Comment 6 Jeff Mahoney 2017-11-20 15:08:58 UTC
https://marc.info/?l=linux-kernel&m=150223957421270&w=2 also covers some of the history as to why stat() on an automount dir doesn't result in the mount action occurring.  There's no way to tell whether it's a single stat call or one as part of an "ls -l" on the automount directory.  The result if we *did* perform a stat on every entry would be that each entry would have to be mounted.  One simple maps like the one in the test case, this doesn't seem like a big deal.  We have customer reports of sites using 30k mounts in their maps.  Attempting to mount each one of those would involve substantial (wasted) effort.

I've discussed the test case with Dominique on IRC and we've agreed that's where the problem lies.  I'll close this report as INVALID.
Comment 7 Neil Brown 2017-11-21 01:34:33 UTC
This is a behavioural change that I was in favour of when it went it, but since I have started to wonder.

Various programs that want to act on a directory will 'stat' it first.
If they get ENOENT, they don't bother to open().  In the case of autofs (after that change), the open would succeed, but is never tried.
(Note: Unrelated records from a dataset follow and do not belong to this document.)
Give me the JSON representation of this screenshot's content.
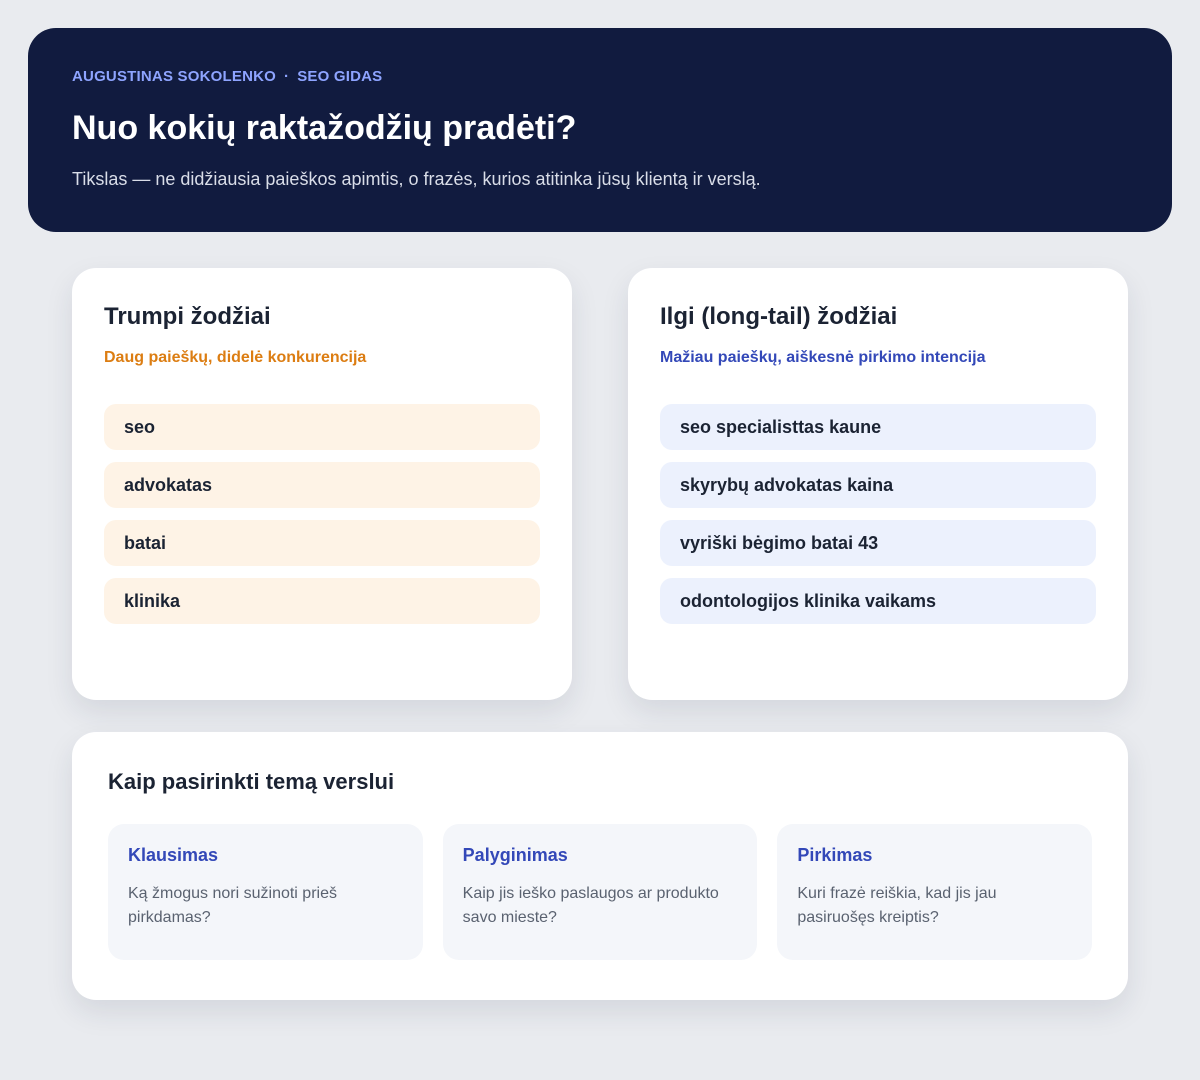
{
  "header": {
    "author": "AUGUSTINAS SOKOLENKO",
    "separator": "·",
    "section": "SEO GIDAS",
    "title": "Nuo kokių raktažodžių pradėti?",
    "subtitle": "Tikslas — ne didžiausia paieškos apimtis, o frazės, kurios atitinka jūsų klientą ir verslą."
  },
  "short_keywords": {
    "title": "Trumpi žodžiai",
    "subtitle": "Daug paieškų, didelė konkurencija",
    "accent_color": "#dc7d12",
    "items": [
      "seo",
      "advokatas",
      "batai",
      "klinika"
    ]
  },
  "long_keywords": {
    "title": "Ilgi (long-tail) žodžiai",
    "subtitle": "Mažiau paieškų, aiškesnė pirkimo intencija",
    "accent_color": "#3348b8",
    "items": [
      "seo specialisttas kaune",
      "skyrybų advokatas kaina",
      "vyriški bėgimo batai 43",
      "odontologijos klinika vaikams"
    ]
  },
  "topics": {
    "title": "Kaip pasirinkti temą verslui",
    "items": [
      {
        "title": "Klausimas",
        "text": "Ką žmogus nori sužinoti prieš pirkdamas?"
      },
      {
        "title": "Palyginimas",
        "text": "Kaip jis ieško paslaugos ar produkto savo mieste?"
      },
      {
        "title": "Pirkimas",
        "text": "Kuri frazė reiškia, kad jis jau pasiruošęs kreiptis?"
      }
    ]
  }
}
Now that we have "O_PATH" for open(), it would be safe to change the programs to use open(..., O_PATH) && fstat()  rather than stat(), but that hasn't been done.
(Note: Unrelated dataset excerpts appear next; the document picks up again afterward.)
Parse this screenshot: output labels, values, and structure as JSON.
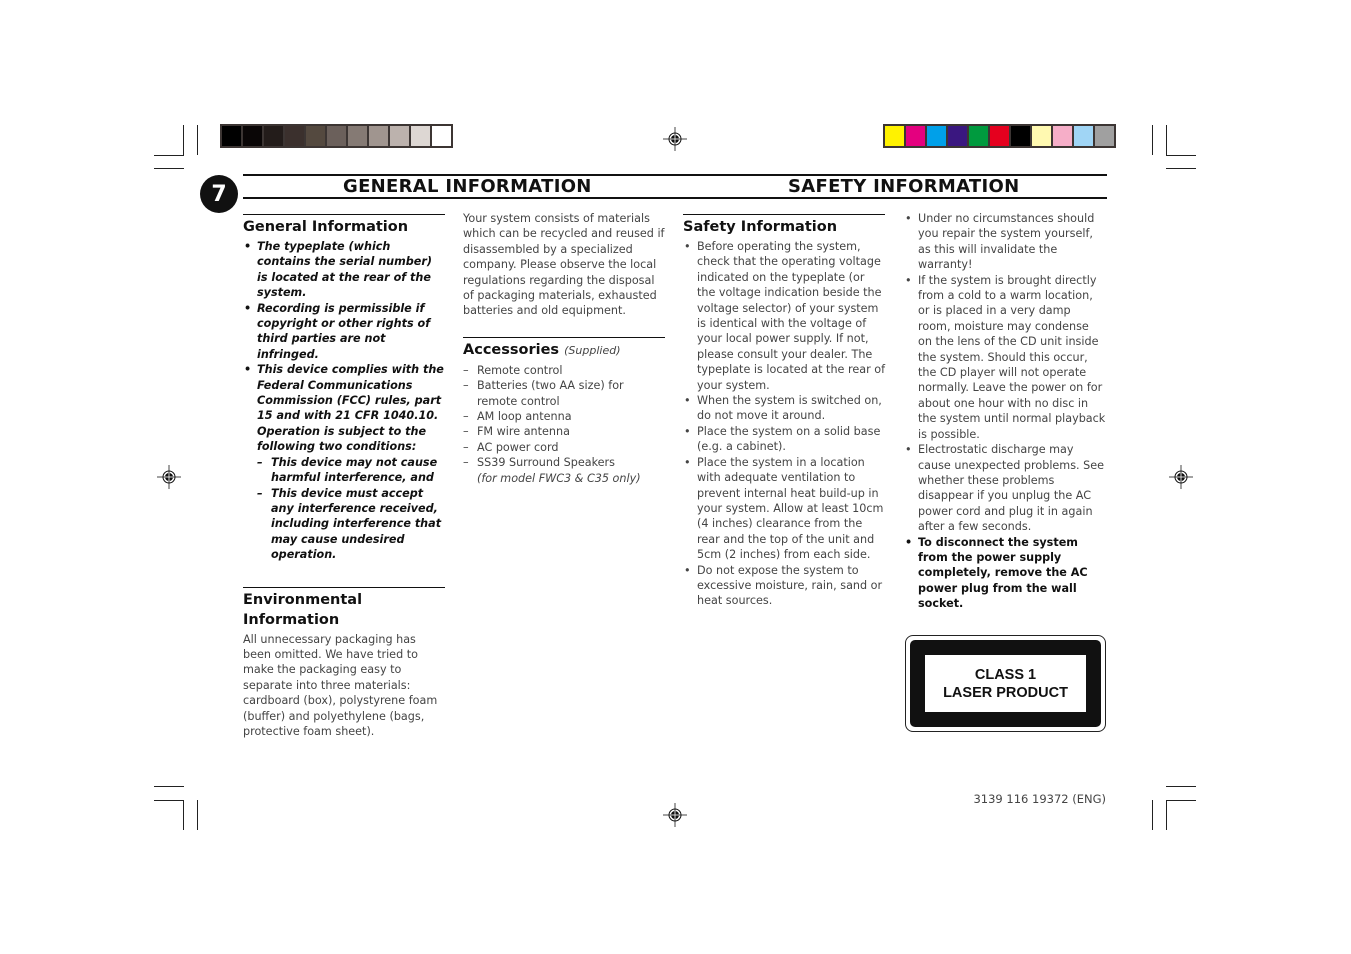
{
  "page": {
    "number": "7",
    "header_left": "GENERAL INFORMATION",
    "header_right": "SAFETY INFORMATION",
    "footer_code": "3139 116 19372 (ENG)"
  },
  "color_bars": {
    "grayscale": [
      "#000000",
      "#0a0606",
      "#231c1a",
      "#3b302d",
      "#54493f",
      "#6b605b",
      "#857a74",
      "#a0958f",
      "#bcb2ad",
      "#ddd7d3",
      "#ffffff"
    ],
    "process": [
      "#fff200",
      "#e4007f",
      "#00a0e9",
      "#3a1780",
      "#009a3e",
      "#e5001e",
      "#000000",
      "#fff9b1",
      "#f6aec8",
      "#a0d5f5",
      "#a0a0a0"
    ]
  },
  "general_information": {
    "title": "General Information",
    "items": [
      "The typeplate (which contains the serial number) is located at the rear of the system.",
      "Recording is permissible if copyright or other rights of third parties are not infringed.",
      "This device complies with the Federal Communications Commission (FCC) rules, part 15 and with 21 CFR 1040.10. Operation is subject to the following two conditions:"
    ],
    "conditions": [
      "This device may not cause harmful interference, and",
      "This device must accept any interference received, including interference that may cause undesired operation."
    ]
  },
  "environmental_information": {
    "title": "Environmental Information",
    "paragraph1": "All unnecessary packaging has been omitted. We have tried to make the packaging easy to separate into three materials: cardboard (box), polystyrene foam (buffer) and polyethylene (bags, protective foam sheet).",
    "paragraph2": "Your system consists of materials which can be recycled and reused if disassembled by a specialized company. Please observe the local regulations regarding the disposal of packaging materials, exhausted batteries and old equipment."
  },
  "accessories": {
    "title": "Accessories",
    "subtitle": "(Supplied)",
    "items": [
      "Remote control",
      "Batteries (two AA size) for remote control",
      "AM loop antenna",
      "FM wire antenna",
      "AC power cord",
      "SS39 Surround Speakers"
    ],
    "note": "(for model FWC3 & C35 only)"
  },
  "safety_information": {
    "title": "Safety Information",
    "items": [
      "Before operating the system, check that the operating voltage indicated on the typeplate (or the voltage indication beside the voltage selector) of your system is identical with the voltage of your local power supply. If not, please consult your dealer. The typeplate is located at the rear of your system.",
      "When the system is switched on, do not move it around.",
      "Place the system on a solid base (e.g. a cabinet).",
      "Place the system in a location with adequate ventilation to prevent internal heat build-up in your system. Allow at least 10cm (4 inches) clearance from the rear and the top of the unit and 5cm (2 inches) from each side.",
      "Do not expose the system to excessive moisture, rain, sand or heat sources.",
      "Under no circumstances should you repair the system yourself, as this will invalidate the warranty!",
      "If the system is brought directly from a cold to a warm location, or is placed in a very damp room, moisture may condense on the lens of the CD unit inside the system. Should this occur, the CD player will not operate normally. Leave the power on for about one hour with no disc in the system until normal playback is possible.",
      "Electrostatic discharge may cause unexpected problems. See whether these problems disappear if you unplug the AC power cord and plug it in again after a few seconds."
    ],
    "warning": "To disconnect the system from the power supply completely, remove the AC power plug from the wall socket."
  },
  "laser_label": {
    "line1": "CLASS 1",
    "line2": "LASER PRODUCT"
  }
}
It would be really nice if the 'stat' would check with autofs and create an empty directory.  Only if that directory was then opened (or chdir or whatever) would the mount need to happen.  That would allow current applications to work the same way, but without triggering mounts when they aren't wanted.

However it would mean two round-trips to automount daemon for each indirect mount.  One to create the directory and another to perform the mount.

Doing this would mean reverting the kernel patch and patching the automount daemon instead.  I wonder if that is possible...
Comment 8 Jeff Mahoney 2017-11-21 02:20:49 UTC
(In reply to Neil Brown from comment #7)
> It would be really nice if the 'stat' would check with autofs and create an
> empty directory.  Only if that directory was then opened (or chdir or
> whatever) would the mount need to happen.  That would allow current
> applications to work the same way, but without triggering mounts when they
> aren't wanted.

This doesn't really work either.  The stat will succeed - but the results will be meaningless.
Comment 9 Neil Brown 2017-11-21 02:54:17 UTC
The results will be "This is a directory" which is all that these applications care about.
This is exactly how a direct automount has always worked, and how indirect automounts work if "browse_mode" is enabled in autofs.conf and if the map type supports browsing.
If you 'stat()' the auto mountpoint, you see the autofs directory.  It has a small size and root (probably) ownership etc, but it is a directory.
open() etc will trigger the mount and make the "correct" attributes available.
Comment 10 Neil Brown 2017-11-29 00:36:56 UTC
> It looks like this is fallout from:
> 
> commit 42f46148217865a545e129612075f3d828a2c4e4

Just FYI, akpm has just queued a patch which reverts this patch together with the appropriate Fixes tag.  Once that filter through, the test should stop failing.